A coalition of campaigners has taken the first step towards a legal challenge against the Government’s plan to build a tunnel at Stonehenge.
Save Stonehenge World Heritage Site, which was set up by The Stonehenge Alliance, said it has ‘instructed counsel and Leigh Day to investigate the lawfulness of the Secretary of State’s decision to approve the A303 Stonehenge dual carriageway'.
Last month transport secretary Grant Shapps approved the £2bn project, despite a recommendation from the Planning Inspectorate that it should be refused.
The campaigners said this had ‘sent shock waves around the world’.

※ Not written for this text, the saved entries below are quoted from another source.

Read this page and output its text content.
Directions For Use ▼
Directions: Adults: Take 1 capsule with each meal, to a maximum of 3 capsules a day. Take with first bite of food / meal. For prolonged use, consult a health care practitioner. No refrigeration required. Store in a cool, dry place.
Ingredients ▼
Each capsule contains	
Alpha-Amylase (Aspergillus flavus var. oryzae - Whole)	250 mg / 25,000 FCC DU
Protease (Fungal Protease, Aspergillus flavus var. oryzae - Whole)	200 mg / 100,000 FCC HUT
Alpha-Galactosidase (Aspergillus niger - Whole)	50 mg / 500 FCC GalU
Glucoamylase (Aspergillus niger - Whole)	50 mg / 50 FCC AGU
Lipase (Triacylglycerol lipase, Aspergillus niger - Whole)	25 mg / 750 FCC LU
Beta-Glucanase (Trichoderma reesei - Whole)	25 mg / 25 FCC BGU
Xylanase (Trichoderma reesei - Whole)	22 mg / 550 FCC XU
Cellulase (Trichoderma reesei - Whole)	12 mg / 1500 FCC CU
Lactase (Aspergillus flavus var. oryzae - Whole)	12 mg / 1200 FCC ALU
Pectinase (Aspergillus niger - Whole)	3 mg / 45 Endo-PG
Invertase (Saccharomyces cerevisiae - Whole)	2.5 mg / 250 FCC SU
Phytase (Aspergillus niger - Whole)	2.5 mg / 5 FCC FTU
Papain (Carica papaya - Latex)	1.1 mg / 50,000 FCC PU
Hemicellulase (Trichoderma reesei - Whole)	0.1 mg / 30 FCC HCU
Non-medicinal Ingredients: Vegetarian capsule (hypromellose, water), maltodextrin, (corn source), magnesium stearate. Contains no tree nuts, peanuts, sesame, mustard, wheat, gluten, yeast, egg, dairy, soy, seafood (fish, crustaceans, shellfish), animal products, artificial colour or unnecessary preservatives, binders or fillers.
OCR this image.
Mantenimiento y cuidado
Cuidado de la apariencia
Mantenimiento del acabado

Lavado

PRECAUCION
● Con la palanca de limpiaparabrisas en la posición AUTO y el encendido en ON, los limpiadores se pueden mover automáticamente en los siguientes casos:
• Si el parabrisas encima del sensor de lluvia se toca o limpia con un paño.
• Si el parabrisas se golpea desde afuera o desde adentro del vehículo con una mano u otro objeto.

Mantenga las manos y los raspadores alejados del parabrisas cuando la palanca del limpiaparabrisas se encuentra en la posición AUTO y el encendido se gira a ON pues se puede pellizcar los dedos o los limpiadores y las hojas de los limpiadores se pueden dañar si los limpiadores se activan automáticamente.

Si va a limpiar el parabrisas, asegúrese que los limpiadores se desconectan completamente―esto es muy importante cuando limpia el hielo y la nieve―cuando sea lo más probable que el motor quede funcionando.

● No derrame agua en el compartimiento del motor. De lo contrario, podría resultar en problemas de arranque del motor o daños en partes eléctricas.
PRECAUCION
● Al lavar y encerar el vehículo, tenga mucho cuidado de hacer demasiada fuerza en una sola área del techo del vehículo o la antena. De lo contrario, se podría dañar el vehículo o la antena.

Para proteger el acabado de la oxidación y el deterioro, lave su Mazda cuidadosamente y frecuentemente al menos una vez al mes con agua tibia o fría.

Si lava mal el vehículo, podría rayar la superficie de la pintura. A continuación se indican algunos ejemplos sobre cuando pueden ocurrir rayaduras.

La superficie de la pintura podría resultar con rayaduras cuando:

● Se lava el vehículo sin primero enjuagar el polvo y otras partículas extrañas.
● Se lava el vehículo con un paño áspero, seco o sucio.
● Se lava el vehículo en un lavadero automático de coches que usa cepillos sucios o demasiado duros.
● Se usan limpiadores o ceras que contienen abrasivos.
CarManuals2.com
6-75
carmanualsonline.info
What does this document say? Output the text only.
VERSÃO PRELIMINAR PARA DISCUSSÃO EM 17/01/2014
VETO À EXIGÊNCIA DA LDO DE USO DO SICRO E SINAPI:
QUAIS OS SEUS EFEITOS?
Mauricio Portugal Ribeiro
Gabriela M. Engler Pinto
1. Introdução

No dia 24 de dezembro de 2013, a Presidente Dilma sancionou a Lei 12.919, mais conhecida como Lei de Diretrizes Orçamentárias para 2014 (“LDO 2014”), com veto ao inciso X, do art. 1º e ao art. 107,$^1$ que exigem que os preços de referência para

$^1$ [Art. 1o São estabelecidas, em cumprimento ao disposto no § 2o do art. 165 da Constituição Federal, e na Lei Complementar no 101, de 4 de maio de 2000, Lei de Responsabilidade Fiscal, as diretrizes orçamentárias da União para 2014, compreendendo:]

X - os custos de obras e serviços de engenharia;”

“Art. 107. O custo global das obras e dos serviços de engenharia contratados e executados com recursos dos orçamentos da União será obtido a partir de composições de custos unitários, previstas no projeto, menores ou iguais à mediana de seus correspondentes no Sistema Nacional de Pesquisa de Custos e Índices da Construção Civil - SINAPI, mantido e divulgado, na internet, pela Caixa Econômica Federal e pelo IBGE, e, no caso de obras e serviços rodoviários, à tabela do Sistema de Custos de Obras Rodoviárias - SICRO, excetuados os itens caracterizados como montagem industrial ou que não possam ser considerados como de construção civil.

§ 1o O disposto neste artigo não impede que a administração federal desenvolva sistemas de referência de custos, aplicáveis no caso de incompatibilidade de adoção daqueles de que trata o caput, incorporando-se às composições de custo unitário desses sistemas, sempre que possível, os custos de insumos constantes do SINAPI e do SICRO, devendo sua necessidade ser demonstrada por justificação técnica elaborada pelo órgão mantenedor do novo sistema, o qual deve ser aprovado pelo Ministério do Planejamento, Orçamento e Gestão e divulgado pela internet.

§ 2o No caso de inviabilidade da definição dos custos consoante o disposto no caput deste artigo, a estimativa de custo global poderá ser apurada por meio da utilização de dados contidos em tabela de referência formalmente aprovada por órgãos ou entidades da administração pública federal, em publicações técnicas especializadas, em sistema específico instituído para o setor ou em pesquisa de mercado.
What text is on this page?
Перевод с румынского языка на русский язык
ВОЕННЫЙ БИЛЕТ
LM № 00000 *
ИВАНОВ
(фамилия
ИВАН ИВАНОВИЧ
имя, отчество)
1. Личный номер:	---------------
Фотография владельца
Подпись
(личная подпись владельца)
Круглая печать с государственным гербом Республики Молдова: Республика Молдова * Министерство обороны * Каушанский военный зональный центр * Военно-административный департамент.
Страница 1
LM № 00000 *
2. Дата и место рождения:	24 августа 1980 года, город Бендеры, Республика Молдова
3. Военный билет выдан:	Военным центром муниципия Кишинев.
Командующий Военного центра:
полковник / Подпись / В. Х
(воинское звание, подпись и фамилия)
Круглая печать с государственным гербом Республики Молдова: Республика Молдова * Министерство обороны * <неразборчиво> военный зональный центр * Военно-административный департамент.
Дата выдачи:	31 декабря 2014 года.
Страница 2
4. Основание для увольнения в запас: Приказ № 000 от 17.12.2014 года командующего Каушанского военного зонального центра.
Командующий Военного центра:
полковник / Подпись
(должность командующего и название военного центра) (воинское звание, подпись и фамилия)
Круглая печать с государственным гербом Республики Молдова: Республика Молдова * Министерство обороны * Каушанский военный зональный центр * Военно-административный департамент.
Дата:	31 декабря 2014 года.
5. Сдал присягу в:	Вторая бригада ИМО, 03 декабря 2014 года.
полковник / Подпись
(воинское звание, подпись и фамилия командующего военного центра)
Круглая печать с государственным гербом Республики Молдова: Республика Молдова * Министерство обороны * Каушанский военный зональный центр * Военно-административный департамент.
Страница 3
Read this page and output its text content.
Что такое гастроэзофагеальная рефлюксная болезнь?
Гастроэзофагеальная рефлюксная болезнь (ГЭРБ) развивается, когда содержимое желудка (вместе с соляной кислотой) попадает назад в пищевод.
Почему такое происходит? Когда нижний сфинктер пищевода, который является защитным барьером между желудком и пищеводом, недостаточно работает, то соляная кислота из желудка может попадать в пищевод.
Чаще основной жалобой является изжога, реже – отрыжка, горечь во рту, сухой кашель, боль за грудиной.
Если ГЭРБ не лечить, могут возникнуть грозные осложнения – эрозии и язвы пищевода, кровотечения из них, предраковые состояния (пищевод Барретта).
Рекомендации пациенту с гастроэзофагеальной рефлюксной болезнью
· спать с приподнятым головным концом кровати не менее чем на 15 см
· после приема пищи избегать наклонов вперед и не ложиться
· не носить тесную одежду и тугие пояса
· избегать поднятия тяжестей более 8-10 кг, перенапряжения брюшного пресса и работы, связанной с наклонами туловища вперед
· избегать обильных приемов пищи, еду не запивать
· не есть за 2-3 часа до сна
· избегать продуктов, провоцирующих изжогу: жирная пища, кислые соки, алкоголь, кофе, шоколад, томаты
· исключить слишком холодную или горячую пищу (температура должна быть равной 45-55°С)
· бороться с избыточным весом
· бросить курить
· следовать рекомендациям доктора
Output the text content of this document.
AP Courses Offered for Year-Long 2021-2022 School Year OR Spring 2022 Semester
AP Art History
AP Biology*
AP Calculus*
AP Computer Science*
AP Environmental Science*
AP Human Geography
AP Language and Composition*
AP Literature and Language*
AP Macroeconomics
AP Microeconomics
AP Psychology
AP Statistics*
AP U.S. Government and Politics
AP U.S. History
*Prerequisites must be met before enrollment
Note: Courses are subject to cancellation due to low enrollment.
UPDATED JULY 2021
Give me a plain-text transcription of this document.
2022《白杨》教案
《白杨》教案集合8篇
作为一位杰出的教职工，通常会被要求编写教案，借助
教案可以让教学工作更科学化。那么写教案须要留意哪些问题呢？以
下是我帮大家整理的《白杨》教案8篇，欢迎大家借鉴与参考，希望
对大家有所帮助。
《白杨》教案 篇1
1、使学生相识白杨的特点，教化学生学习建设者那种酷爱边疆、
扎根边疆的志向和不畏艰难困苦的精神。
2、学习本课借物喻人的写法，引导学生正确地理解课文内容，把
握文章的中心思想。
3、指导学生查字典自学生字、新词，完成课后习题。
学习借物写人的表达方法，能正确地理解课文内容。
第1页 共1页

A letter was sent to the Department for Transport (DfT) on Friday (27 November) outlining the group’s concerns, with a request to reply within 10 days. Any judicial review will need to be started by 24 December, the group said.
Stonehenge Alliance president Tom Holland said: ‘I fully back the move to test whether Grants Shapps acted legally in approving this highly wasteful and destructive road scheme.
'The Government has ignored advice from both UNESCO and the independent panel who presided over a six-month examination. To have won the arguments based on reason and evidence, and then to have them overruled on a ministerial whim, shows just how broken the roads approval process is.
‘I urge everyone who cares about the Stonehenge World Heritage Site to support this legal action. There is still a chance to stop the bulldozers moving in and vandalising our most precious and iconic prehistoric landscape.’
Campaigners have launched an appeal on CrowdJustice to raise £50,000 to cover the initial costs of the legal action.
Organisations supporting the Stonehenge Alliance are: Ancient Sacred Landscape Network; Campaign to Protect Rural England; Friends of the Earth; Rescue; the British Archaeological Trust; and Transport Action Network.
The DfT has a policy of not commenting on legal action.